The architecture I imagine for using network namespaces as vrfs for
devices that perform layer 2 bridging and layer 3 routing.

port1 port2 port3 port4 port5 port6 port7 port8 port9 port10
  |     |     |     |     |     |     |     |     |     |
  +-----+-----+-----+-----+-----+-----+-----+-----+-----+
 /                   Link Aggregation                    \
+                                                         +
|                        Bridging                         |
+----------------------------+----------------------------+
                             |
                          cpu port
                             |
       +---------------------+---------------------+
      /     +---------------/ \---------------+     \
     /     /     +---------/   \---------+     \     \
    /     /     /     +---/     \---+     \     \     \
   /     /     /     /    |     |    \     \     \     \
  |     |     |     |     |     |     |     |     |     |
vlan1 vlan2 vlan3 vlan4 vlan5 vlan6 vlan7 vlan8 vlan9 vlan10
  |     |     |     |     |     |     |     |     |     |   
+-+-----+-----+-----+-----+-+ +-+-----+-----+-----+-----+-+ 
|    network namespace 1    | |    network namespace2     |
+---------------------------+ +---------------------------+

Traffic to and from the rest of the world comes through the
external ports.  

The traffic is then processed at layer two including link
aggregation, bridging and classifying which vlan the traffic
belongs in.

If the traffic needs to be routed it then comes up to the cpu port.
The cpu port looks at the tags on the traffic and places it into
the appropriate vlan device.

>From the various vlans the traffic is then routed according
to the routing table of whichever network namespace the vlan
device is in.

There are stateless offloads to this in modern hardware but this is a
reasonable model how all of this works semantically.

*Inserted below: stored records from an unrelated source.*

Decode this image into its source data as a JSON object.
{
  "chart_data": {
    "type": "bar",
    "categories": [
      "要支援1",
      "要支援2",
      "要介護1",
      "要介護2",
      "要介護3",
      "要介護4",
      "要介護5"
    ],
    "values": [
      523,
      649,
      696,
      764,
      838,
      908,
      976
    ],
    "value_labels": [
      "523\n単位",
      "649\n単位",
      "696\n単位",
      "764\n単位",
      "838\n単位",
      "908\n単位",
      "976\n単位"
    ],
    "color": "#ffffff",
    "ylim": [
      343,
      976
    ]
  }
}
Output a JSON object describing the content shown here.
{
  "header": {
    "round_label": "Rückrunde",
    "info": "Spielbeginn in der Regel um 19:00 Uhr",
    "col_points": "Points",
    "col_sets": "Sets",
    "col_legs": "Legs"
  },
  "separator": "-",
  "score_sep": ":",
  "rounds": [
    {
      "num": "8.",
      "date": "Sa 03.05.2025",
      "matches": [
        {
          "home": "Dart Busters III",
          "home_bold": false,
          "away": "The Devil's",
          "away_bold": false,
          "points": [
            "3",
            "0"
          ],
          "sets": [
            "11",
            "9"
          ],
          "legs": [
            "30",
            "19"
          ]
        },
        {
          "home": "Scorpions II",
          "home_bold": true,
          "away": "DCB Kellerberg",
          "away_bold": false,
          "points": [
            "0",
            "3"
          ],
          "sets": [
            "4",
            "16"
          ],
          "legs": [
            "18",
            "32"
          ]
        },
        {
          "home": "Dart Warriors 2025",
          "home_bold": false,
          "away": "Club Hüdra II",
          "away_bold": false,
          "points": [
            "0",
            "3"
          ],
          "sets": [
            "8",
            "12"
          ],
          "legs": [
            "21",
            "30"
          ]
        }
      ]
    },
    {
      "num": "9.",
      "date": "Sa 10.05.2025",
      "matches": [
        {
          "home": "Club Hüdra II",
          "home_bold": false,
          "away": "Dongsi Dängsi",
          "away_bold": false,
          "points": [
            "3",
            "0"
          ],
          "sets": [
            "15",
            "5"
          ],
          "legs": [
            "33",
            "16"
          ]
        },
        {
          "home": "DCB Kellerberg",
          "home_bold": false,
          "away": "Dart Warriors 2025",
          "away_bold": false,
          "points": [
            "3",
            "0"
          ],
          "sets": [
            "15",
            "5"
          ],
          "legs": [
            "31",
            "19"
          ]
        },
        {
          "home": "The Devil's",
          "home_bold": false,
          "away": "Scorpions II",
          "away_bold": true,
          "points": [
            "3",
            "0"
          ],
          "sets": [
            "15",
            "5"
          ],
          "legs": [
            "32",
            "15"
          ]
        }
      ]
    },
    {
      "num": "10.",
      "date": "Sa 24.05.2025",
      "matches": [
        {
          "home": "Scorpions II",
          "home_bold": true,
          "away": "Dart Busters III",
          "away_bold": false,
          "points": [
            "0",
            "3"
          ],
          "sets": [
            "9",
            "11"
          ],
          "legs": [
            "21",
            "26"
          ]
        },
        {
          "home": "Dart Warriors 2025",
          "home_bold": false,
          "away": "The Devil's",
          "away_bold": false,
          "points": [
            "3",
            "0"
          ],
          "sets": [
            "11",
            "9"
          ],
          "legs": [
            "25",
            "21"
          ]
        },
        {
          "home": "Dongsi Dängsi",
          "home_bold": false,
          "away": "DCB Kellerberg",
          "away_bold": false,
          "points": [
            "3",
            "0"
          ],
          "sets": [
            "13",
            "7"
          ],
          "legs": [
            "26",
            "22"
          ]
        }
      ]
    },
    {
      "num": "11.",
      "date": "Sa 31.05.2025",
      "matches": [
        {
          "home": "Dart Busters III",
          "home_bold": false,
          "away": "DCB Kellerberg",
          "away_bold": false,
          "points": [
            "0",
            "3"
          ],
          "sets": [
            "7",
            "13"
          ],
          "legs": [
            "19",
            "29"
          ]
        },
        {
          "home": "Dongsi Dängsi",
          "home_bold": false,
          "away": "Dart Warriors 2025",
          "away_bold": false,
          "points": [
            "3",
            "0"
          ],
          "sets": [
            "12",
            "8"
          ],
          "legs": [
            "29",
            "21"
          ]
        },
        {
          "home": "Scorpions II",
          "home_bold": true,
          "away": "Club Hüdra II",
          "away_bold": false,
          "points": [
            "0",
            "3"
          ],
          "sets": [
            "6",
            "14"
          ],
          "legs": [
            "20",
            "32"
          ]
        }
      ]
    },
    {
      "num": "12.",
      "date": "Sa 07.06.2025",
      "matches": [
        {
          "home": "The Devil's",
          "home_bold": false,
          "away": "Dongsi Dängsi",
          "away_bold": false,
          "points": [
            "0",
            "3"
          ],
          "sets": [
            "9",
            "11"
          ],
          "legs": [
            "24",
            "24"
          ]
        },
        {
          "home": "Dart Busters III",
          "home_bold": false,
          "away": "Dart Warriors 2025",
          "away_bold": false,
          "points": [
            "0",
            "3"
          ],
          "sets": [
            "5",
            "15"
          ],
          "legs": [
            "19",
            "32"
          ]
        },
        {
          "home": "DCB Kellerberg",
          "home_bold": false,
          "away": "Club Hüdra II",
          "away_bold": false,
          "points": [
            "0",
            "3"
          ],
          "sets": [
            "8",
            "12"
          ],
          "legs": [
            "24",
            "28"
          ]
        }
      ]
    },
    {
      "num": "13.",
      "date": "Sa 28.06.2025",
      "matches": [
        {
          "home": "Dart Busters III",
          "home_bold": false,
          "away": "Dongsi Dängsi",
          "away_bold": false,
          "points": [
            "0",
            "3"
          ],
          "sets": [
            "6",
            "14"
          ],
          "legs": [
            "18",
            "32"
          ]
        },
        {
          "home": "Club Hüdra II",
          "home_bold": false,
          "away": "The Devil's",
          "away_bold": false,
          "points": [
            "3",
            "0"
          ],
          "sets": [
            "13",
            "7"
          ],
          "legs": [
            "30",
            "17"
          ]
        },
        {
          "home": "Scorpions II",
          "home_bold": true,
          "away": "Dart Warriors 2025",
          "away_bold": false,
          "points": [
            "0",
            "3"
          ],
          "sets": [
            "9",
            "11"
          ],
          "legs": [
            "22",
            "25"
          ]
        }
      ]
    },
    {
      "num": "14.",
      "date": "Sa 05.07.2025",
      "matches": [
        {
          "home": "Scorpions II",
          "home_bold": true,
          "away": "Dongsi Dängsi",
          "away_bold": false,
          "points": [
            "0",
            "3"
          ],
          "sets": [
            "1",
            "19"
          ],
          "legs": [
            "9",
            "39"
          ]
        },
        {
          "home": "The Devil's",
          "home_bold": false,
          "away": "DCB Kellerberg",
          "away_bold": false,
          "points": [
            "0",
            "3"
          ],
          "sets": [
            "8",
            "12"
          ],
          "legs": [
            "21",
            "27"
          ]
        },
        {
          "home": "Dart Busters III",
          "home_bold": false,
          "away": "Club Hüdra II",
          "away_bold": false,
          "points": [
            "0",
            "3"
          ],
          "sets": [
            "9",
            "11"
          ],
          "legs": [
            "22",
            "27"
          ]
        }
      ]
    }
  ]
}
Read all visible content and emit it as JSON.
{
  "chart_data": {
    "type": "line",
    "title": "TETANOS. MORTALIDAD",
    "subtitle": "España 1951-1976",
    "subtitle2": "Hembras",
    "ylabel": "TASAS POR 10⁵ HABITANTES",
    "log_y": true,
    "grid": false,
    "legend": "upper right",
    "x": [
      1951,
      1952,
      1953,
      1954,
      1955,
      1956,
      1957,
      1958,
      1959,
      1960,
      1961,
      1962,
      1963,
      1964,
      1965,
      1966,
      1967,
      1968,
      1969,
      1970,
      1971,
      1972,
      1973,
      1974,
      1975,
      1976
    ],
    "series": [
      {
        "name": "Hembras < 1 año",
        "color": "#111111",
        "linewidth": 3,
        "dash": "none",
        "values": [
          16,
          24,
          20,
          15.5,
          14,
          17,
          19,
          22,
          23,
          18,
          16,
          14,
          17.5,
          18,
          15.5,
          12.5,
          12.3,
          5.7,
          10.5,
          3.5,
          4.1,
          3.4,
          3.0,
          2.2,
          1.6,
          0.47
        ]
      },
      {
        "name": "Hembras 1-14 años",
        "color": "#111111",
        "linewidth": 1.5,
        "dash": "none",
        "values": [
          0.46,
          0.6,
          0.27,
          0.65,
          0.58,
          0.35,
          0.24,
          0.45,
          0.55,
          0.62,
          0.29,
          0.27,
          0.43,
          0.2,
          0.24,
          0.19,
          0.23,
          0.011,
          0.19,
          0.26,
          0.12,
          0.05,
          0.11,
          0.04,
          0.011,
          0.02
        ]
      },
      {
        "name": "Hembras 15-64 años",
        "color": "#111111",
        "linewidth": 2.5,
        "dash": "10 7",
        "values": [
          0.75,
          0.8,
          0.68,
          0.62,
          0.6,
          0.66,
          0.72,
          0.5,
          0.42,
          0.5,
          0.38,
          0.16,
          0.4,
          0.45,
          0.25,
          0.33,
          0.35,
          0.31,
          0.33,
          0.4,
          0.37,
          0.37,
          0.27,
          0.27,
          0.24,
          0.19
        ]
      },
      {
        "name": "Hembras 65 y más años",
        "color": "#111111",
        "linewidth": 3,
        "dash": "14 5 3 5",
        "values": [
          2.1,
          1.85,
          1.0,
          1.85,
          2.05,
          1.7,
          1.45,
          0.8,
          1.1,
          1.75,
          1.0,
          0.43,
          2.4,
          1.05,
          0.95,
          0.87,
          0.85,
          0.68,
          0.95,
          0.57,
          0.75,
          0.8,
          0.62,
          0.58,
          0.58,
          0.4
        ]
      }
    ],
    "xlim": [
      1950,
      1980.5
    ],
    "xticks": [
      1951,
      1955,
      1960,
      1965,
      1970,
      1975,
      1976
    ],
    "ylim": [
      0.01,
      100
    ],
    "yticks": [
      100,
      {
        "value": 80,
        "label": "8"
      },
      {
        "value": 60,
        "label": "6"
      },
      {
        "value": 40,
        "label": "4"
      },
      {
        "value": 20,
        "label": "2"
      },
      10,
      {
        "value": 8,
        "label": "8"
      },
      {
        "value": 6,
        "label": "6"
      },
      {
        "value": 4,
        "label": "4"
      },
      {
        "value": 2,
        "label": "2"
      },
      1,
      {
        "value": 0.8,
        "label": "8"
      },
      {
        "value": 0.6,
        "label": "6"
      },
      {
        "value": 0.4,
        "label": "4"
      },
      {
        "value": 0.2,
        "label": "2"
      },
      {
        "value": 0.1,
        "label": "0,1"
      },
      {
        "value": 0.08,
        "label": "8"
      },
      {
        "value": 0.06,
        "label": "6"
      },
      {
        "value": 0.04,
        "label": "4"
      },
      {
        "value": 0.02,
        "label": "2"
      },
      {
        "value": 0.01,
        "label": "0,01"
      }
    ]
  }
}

As such the vlan devices can be moved between network namespaces without
affecting any layer two monitoring or work that happens on the lower
level devices.  The practical restriction is that L2 and L3 need to be
handled on different network devices.

This split of network devices ensures that L2 code that works today
should not need any changes or in any way be concerned about network
namespaces or that the parent devices are in.